Recording Quality: Let’s Keep Moving Forward, Please

Other Milestones

—- 1914, ASCAP is founded to enforce the 1909 copyright act.

—- 1917, “Livery Stable Blues” is recorded and labeled as “jazz” music. In 1919, Gennett Record Company begins to produce laterally cut records and gets sued by Victor. Joined by other small labels, such as Okeh, Vocalian, and Compo, Gennett defeated Victor in 1921 on the basis that producing a laterally cut record was public domain. They defended their triumph again in 1922 when Victor appealed the earlier decision.
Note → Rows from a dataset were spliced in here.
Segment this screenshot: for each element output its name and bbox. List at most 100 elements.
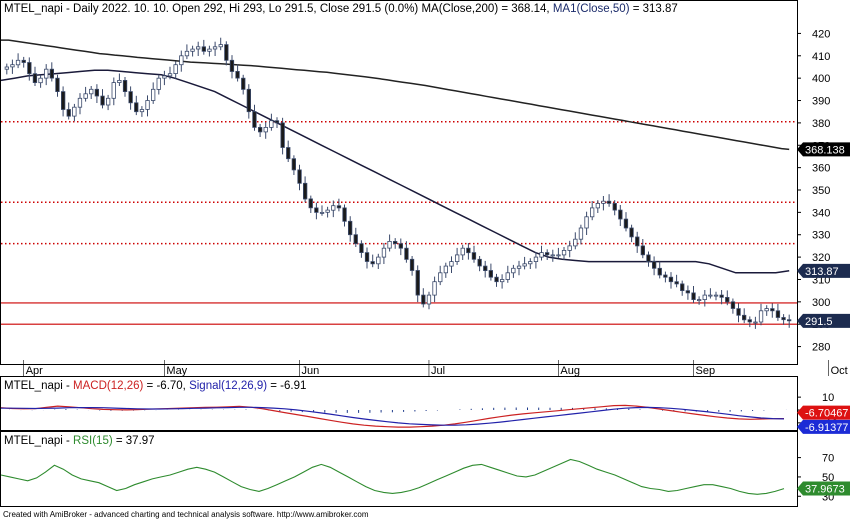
candle-body [184, 50, 190, 57]
candle-body [218, 44, 223, 48]
candle-body [38, 77, 43, 84]
rsi-header-label: RSI(15) [73, 435, 113, 447]
macd-tick-label: 10 [822, 392, 834, 404]
time-tick-label: Jul [431, 365, 445, 377]
header-ma50-value: = 313.87 [630, 3, 678, 15]
rsi-panel-header: MTEL_napi - RSI(15) = 37.97 [4, 435, 155, 447]
ma50-badge-bg [797, 263, 850, 278]
candle-body [736, 308, 741, 316]
candle-body [595, 202, 600, 209]
candle-body [156, 77, 161, 90]
candle-body [100, 95, 105, 106]
macd-panel-header: MTEL_napi - MACD(12,26) = -6.70, Signal(… [4, 380, 306, 392]
candle-body [314, 207, 319, 213]
rsi-header-ticker: MTEL_napi [4, 435, 63, 447]
candle-body [207, 48, 212, 52]
candle-body [466, 247, 471, 254]
time-axis: Apr May Jun Jul Aug Sep Oct [23, 360, 848, 377]
price-tick-label: 400 [812, 73, 830, 85]
candle-body [787, 319, 792, 322]
support-resistance-levels [1, 121, 797, 325]
candle-body [364, 252, 370, 262]
candle-body [128, 91, 133, 104]
candle-body [781, 317, 786, 321]
candle-body [134, 102, 139, 113]
candle-body [640, 245, 645, 256]
ma50-line [0, 69, 790, 274]
candle-body [415, 270, 420, 296]
candle-body [657, 267, 662, 276]
candle-body [319, 211, 325, 214]
footer-credit: Created with AmiBroker - advanced charti… [3, 510, 369, 519]
macd-line [0, 404, 785, 428]
candle-body [561, 249, 567, 256]
candle-body [606, 200, 612, 204]
candle-body [224, 44, 229, 61]
candle-body [697, 299, 702, 302]
candle-body [528, 261, 533, 265]
macd-indicator: 100-10 [0, 392, 838, 430]
candle-body [713, 294, 719, 297]
candle-body [567, 245, 572, 251]
candle-body [392, 240, 398, 244]
candle-body [347, 220, 353, 236]
macd-header-macd-value: = -6.70, [143, 380, 189, 392]
candle-body [66, 109, 71, 117]
candle-body [381, 247, 387, 258]
candle-body [229, 59, 235, 72]
candle-body [578, 227, 584, 240]
candle-body [499, 279, 505, 283]
candle-body [494, 276, 499, 283]
macd-header-ticker: MTEL_napi [4, 380, 63, 392]
candle-body [44, 68, 49, 79]
candle-body [477, 258, 482, 267]
candle-body [421, 294, 426, 305]
time-tick-label: Jun [302, 365, 320, 377]
candle-body [426, 294, 432, 305]
time-tick-label: Aug [560, 365, 580, 377]
candle-body [61, 91, 66, 110]
candle-body [336, 205, 342, 209]
candle-body [195, 46, 201, 50]
candle-body [257, 127, 263, 133]
price-tick-label: 320 [812, 252, 830, 264]
signal-badge-text: -6.91377 [805, 422, 848, 434]
candle-body [179, 55, 184, 66]
macd-panel-frame [0, 376, 798, 431]
price-tick-label: 350 [812, 185, 830, 197]
price-panel-header: MTEL_napi - Daily 2022. 10. 10. Open 292… [4, 3, 678, 15]
rsi-tick-label: 70 [822, 453, 834, 465]
candle-body [409, 258, 415, 271]
candle-body [106, 97, 111, 106]
candlesticks [4, 37, 792, 329]
ma200-badge-text: 368.138 [805, 144, 845, 156]
candle-body [241, 77, 246, 90]
candle-body [212, 46, 218, 50]
candle-body [668, 276, 674, 283]
candle-body [376, 256, 381, 265]
candle-body [4, 66, 9, 70]
candle-body [663, 274, 668, 278]
candle-body [753, 321, 758, 324]
candle-body [235, 71, 240, 79]
candle-body [516, 265, 522, 269]
candle-body [702, 294, 707, 301]
close-badge-text: 291.5 [805, 316, 833, 328]
rsi-badge-bg [797, 481, 850, 496]
candle-body [72, 106, 77, 117]
macd-header-macd-label: MACD(12,26) [73, 380, 143, 392]
candle-body [758, 310, 764, 323]
candle-body [263, 127, 268, 133]
candle-body [269, 120, 274, 128]
candle-body [454, 254, 460, 262]
price-panel-frame [0, 0, 798, 365]
time-tick-label: Sep [696, 365, 716, 377]
candle-body [201, 46, 207, 52]
candle-body [252, 111, 257, 128]
candle-body [302, 182, 308, 200]
ma200-line [1, 39, 790, 151]
candle-body [635, 236, 640, 247]
candle-body [685, 290, 690, 294]
candle-body [438, 272, 443, 283]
All of you independent record label fans out there better raise up that fist and give proper respect to the four labels the laid the ground work for independents everywhere.
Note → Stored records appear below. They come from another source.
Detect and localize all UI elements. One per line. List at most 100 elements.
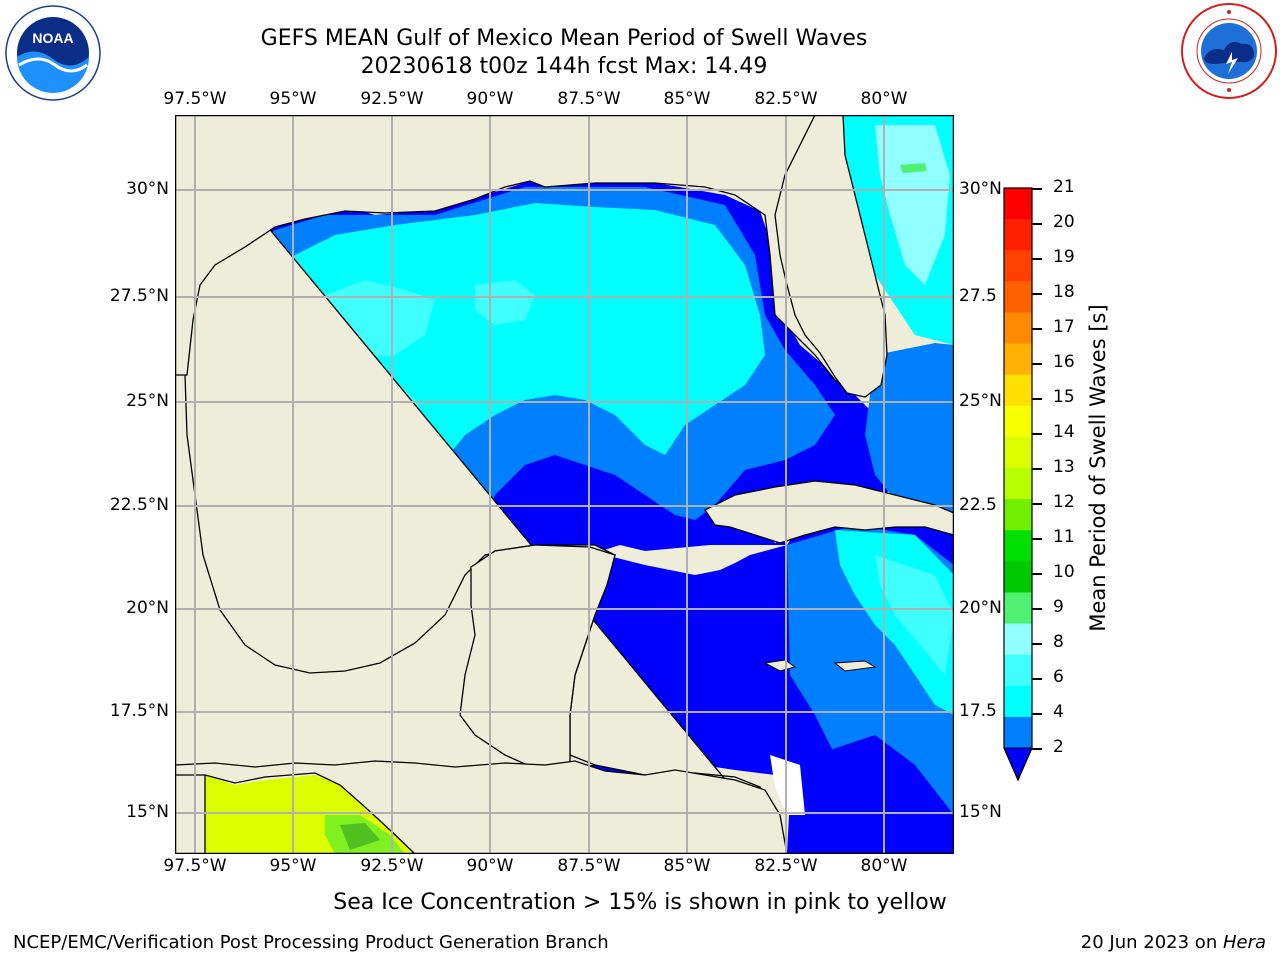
- colorbar-segment: [1004, 250, 1032, 282]
- colorbar-tick-label: 20: [1053, 212, 1075, 232]
- nws-logo: [1181, 3, 1277, 99]
- credit-machine: Hera: [1222, 932, 1266, 953]
- colorbar-segment: [1004, 623, 1032, 656]
- colorbar-tick-mark: [1032, 328, 1042, 330]
- lon-tick-label: 80°W: [860, 89, 908, 109]
- land-central-america: [175, 760, 788, 854]
- lat-tick-label: 25°N: [126, 391, 169, 411]
- colorbar-segment: [1004, 436, 1032, 469]
- credit-date-text: 20 Jun 2023 on: [1080, 932, 1223, 953]
- colorbar-tick-mark: [1032, 433, 1042, 435]
- colorbar-tick-label: 4: [1053, 702, 1064, 722]
- lat-tick-label: 15°N: [126, 802, 169, 822]
- credit-text: NCEP/EMC/Verification Post Processing Pr…: [13, 932, 609, 953]
- colorbar-segment: [1004, 343, 1032, 376]
- colorbar-segment: [1004, 685, 1032, 718]
- colorbar-tick-label: 13: [1053, 457, 1075, 477]
- colorbar-tick-label: 10: [1053, 562, 1075, 582]
- colorbar-segment: [1004, 188, 1032, 220]
- colorbar-segment: [1004, 561, 1032, 593]
- colorbar-tick-label: 19: [1053, 247, 1075, 267]
- graticule: [175, 115, 954, 854]
- colorbar-segment: [1004, 374, 1032, 407]
- colorbar-segment: [1004, 405, 1032, 438]
- colorbar-tick-mark: [1032, 643, 1042, 645]
- lat-tick-label: 22.5°N: [109, 495, 169, 515]
- colorbar-tick-mark: [1032, 748, 1042, 750]
- lat-tick-label: 25°N: [959, 391, 1002, 411]
- lat-tick-label: 27.5°N: [109, 286, 169, 306]
- lon-tick-label: 82.5°W: [754, 856, 818, 876]
- colorbar-tick-label: 15: [1053, 387, 1075, 407]
- colorbar-label: Mean Period of Swell Waves [s]: [1086, 304, 1110, 632]
- colorbar-tick-label: 18: [1053, 282, 1075, 302]
- noaa-logo: NOAA: [5, 5, 101, 101]
- lon-tick-label: 90°W: [466, 89, 514, 109]
- colorbar-tick-label: 6: [1053, 667, 1064, 687]
- colorbar-tick-mark: [1032, 398, 1042, 400]
- colorbar-tick-mark: [1032, 223, 1042, 225]
- map-frame: [175, 115, 954, 854]
- colorbar-tick-label: 9: [1053, 597, 1064, 617]
- colorbar-segment: [1004, 654, 1032, 687]
- colorbar-tick-label: 21: [1053, 177, 1075, 197]
- lat-tick-label: 20°N: [126, 598, 169, 618]
- colorbar-segment: [1004, 499, 1032, 531]
- map-subtitle: 20230618 t00z 144h fcst Max: 14.49: [360, 54, 768, 79]
- lat-tick-label: 15°N: [959, 802, 1002, 822]
- lon-tick-label: 82.5°W: [754, 89, 818, 109]
- lat-tick-label: 30°N: [959, 179, 1002, 199]
- lon-tick-label: 90°W: [466, 856, 514, 876]
- colorbar-tick-mark: [1032, 678, 1042, 680]
- colorbar-tick-label: 8: [1053, 632, 1064, 652]
- colorbar-tick-mark: [1032, 188, 1042, 190]
- colorbar-tick-mark: [1032, 258, 1042, 260]
- credit-date: 20 Jun 2023 on Hera: [1081, 932, 1266, 953]
- colorbar-segment: [1004, 716, 1032, 749]
- colorbar-tick-label: 2: [1053, 737, 1064, 757]
- colorbar: [1003, 187, 1033, 782]
- noaa-logo-text: NOAA: [32, 30, 73, 46]
- colorbar-segment: [1004, 592, 1032, 625]
- lon-tick-label: 92.5°W: [360, 89, 424, 109]
- colorbar-segment: [1004, 219, 1032, 251]
- colorbar-tick-mark: [1032, 363, 1042, 365]
- colorbar-segment: [1004, 312, 1032, 345]
- lon-tick-label: 87.5°W: [557, 89, 621, 109]
- colorbar-tick-label: 16: [1053, 352, 1075, 372]
- colorbar-tick-mark: [1032, 713, 1042, 715]
- lon-tick-label: 97.5°W: [163, 89, 227, 109]
- colorbar-tick-mark: [1032, 608, 1042, 610]
- colorbar-segment: [1004, 468, 1032, 500]
- colorbar-tick-mark: [1032, 538, 1042, 540]
- lat-tick-label: 17.5: [959, 701, 997, 721]
- map-plot: [175, 115, 954, 854]
- lon-tick-label: 85°W: [663, 89, 711, 109]
- lon-tick-label: 85°W: [663, 856, 711, 876]
- colorbar-segment: [1004, 281, 1032, 313]
- lon-tick-label: 87.5°W: [557, 856, 621, 876]
- map-caption: Sea Ice Concentration > 15% is shown in …: [333, 890, 947, 915]
- colorbar-tick-mark: [1032, 503, 1042, 505]
- lat-tick-label: 27.5: [959, 286, 997, 306]
- lat-tick-label: 22.5: [959, 495, 997, 515]
- lon-tick-label: 95°W: [269, 856, 317, 876]
- lon-tick-label: 95°W: [269, 89, 317, 109]
- colorbar-tick-mark: [1032, 293, 1042, 295]
- colorbar-tick-label: 17: [1053, 317, 1075, 337]
- colorbar-tick-mark: [1032, 468, 1042, 470]
- lon-tick-label: 80°W: [860, 856, 908, 876]
- colorbar-tick-label: 11: [1053, 527, 1075, 547]
- map-title: GEFS MEAN Gulf of Mexico Mean Period of …: [260, 26, 868, 51]
- colorbar-extend-arrow: [1003, 747, 1033, 782]
- land-cuba: [704, 480, 954, 544]
- lat-tick-label: 30°N: [126, 179, 169, 199]
- colorbar-segment: [1004, 530, 1032, 562]
- colorbar-tick-label: 14: [1053, 422, 1075, 442]
- lat-tick-label: 20°N: [959, 598, 1002, 618]
- colorbar-frame: [1003, 187, 1033, 782]
- colorbar-tick-label: 12: [1053, 492, 1075, 512]
- lon-tick-label: 97.5°W: [163, 856, 227, 876]
- colorbar-tick-mark: [1032, 573, 1042, 575]
- lat-tick-label: 17.5°N: [109, 701, 169, 721]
—- 1917 through 1925 saw the inception of radio as a form of entertainment and the beginning of marketing a band and selling records in a manner we think of as common today. In 1925, electrically recorded discs go on sale. The new recording process makes it possible to record an entire symphony piece instead of just a few minutes at a time. Motion pictures now have sound as well.

—- 1926, 16-inch shellac discs come to be, at the new speed of 33-1/3 rpm. Later that year, Charles Brush sells the first piezo-electric featherweight stylus.
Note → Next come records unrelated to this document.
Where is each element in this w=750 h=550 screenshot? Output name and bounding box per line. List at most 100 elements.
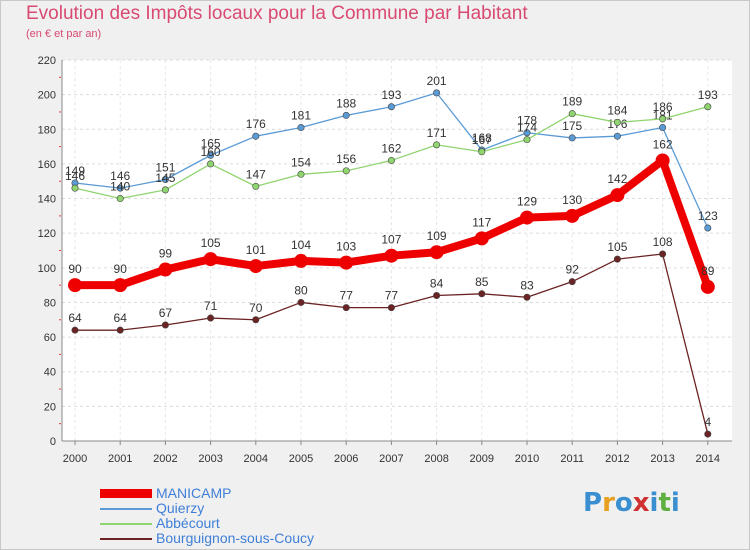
data-label: 174 — [517, 121, 537, 135]
x-tick-label: 2003 — [198, 453, 222, 465]
data-point — [659, 115, 667, 123]
data-label: 130 — [562, 193, 582, 207]
data-point — [384, 248, 399, 263]
data-label: 104 — [291, 238, 311, 252]
data-point — [294, 253, 308, 268]
data-point — [613, 118, 621, 126]
data-label: 84 — [430, 277, 444, 291]
data-label: 149 — [65, 164, 85, 178]
data-label: 83 — [520, 278, 534, 292]
data-point — [342, 304, 350, 312]
data-point — [478, 290, 486, 298]
data-point — [252, 316, 260, 324]
data-point — [433, 89, 441, 97]
data-label: 103 — [336, 240, 356, 254]
data-label: 90 — [68, 262, 82, 276]
logo-letter: t — [658, 488, 671, 518]
data-point — [161, 175, 169, 183]
data-label: 85 — [475, 275, 489, 289]
data-label: 167 — [472, 133, 492, 147]
data-point — [342, 167, 350, 175]
x-tick-label: 2010 — [515, 453, 539, 465]
data-point — [387, 103, 395, 111]
x-tick-label: 2004 — [244, 453, 268, 465]
data-point — [433, 292, 441, 300]
data-point — [207, 151, 215, 159]
data-point — [71, 326, 79, 334]
y-tick-label: 160 — [38, 159, 56, 171]
data-label: 67 — [159, 306, 173, 320]
data-point — [613, 255, 621, 263]
legend-label: Abbécourt — [156, 515, 220, 531]
x-tick-label: 2007 — [379, 453, 403, 465]
data-label: 165 — [201, 136, 221, 150]
logo-letter: P — [583, 488, 603, 518]
x-tick-label: 2011 — [560, 453, 584, 465]
data-label: 105 — [201, 236, 221, 250]
legend-swatch — [100, 508, 152, 510]
logo-letter: i — [649, 488, 659, 518]
chart-subtitle: (en € et par an) — [26, 28, 102, 40]
data-label: 175 — [562, 119, 582, 133]
data-point — [433, 141, 441, 149]
x-tick-label: 2013 — [650, 453, 674, 465]
data-point — [387, 304, 395, 312]
x-tick-label: 2005 — [289, 453, 313, 465]
x-tick-label: 2014 — [696, 453, 720, 465]
y-tick-label: 60 — [44, 332, 56, 344]
legend-label: Quierzy — [156, 500, 205, 516]
x-tick-label: 2009 — [470, 453, 494, 465]
data-point — [613, 132, 621, 140]
data-label: 117 — [472, 215, 491, 229]
data-label: 147 — [246, 167, 266, 181]
data-point — [116, 326, 124, 334]
data-point — [523, 129, 531, 137]
data-label: 146 — [65, 169, 85, 183]
data-point — [478, 148, 486, 156]
data-point — [113, 278, 128, 293]
data-label: 107 — [381, 233, 401, 247]
data-point — [207, 160, 215, 168]
proxiti-logo: Proxiti — [583, 488, 680, 518]
x-tick-label: 2012 — [605, 453, 629, 465]
data-point — [161, 186, 169, 194]
y-tick-label: 200 — [38, 90, 56, 102]
data-point — [704, 103, 712, 111]
data-label: 156 — [336, 152, 356, 166]
data-point — [565, 208, 580, 223]
data-point — [659, 250, 667, 258]
data-label: 109 — [427, 229, 447, 243]
data-point — [568, 134, 576, 142]
legend-swatch — [100, 523, 152, 525]
data-label: 188 — [336, 96, 356, 110]
data-point — [248, 259, 263, 274]
data-label: 146 — [110, 169, 130, 183]
data-point — [116, 195, 124, 203]
data-point — [342, 111, 350, 119]
data-point — [429, 245, 444, 260]
logo-letter: x — [632, 488, 650, 518]
data-point — [523, 293, 531, 301]
y-tick-label: 0 — [50, 436, 56, 448]
data-point — [207, 314, 215, 322]
data-label: 162 — [381, 141, 401, 155]
data-point — [523, 136, 531, 144]
data-point — [203, 252, 218, 267]
data-point — [474, 231, 489, 246]
data-label: 145 — [155, 171, 175, 185]
y-tick-label: 140 — [38, 194, 56, 206]
data-point — [387, 156, 395, 164]
data-label: 92 — [566, 263, 580, 277]
data-point — [71, 184, 79, 192]
legend-swatch — [100, 489, 152, 498]
data-label: 4 — [704, 415, 711, 429]
data-label: 160 — [201, 145, 221, 159]
data-label: 129 — [517, 195, 537, 209]
data-point — [252, 182, 260, 190]
data-label: 77 — [385, 289, 399, 303]
data-point — [568, 278, 576, 286]
data-label: 184 — [607, 103, 627, 117]
data-point — [252, 132, 260, 140]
—- 1928, Georg Neumann starts his own company in Berlin. Their only product is the CMV3 “Neumann Bottle” valve condenser microphone. That same year John Baird develops an early form of mechanical television and successfully records moving images and sound to a “Phonovision Wax Disc”.

—-1931, EMI studios hires Alan Blumlein to install its very own electrical recording system, eliminating EMI’s need to pay a royalty to Western Electric. Blumlein will go on to patent binaural recording. Tchad Blake, head to England now to pay your respects! In Germany, Fritz Pfleumer begins building the first magnetic tape recorder. Just two years earlier he applied for a patent for applying magnetic powders to stripe paper or film (this is the same year Neumann is created, 1928).

—- 1935, the first public demonstration of the “Magnetophone” using plastic based tape. A four years later, 1939, the wire recorder is invented and sold to the military.

—- 1941, magnetic recording makes a huge leap in quality with the invention of high frequency biasing.

—- 1944, 3M begins tape coating experiments in the U.S.

—- 1948, the very first two Ampex model 200 tape machines are delivered to the Bing Crosby Show, along with 3M Scotch 111 gamma ferric oxide coated acetate tape.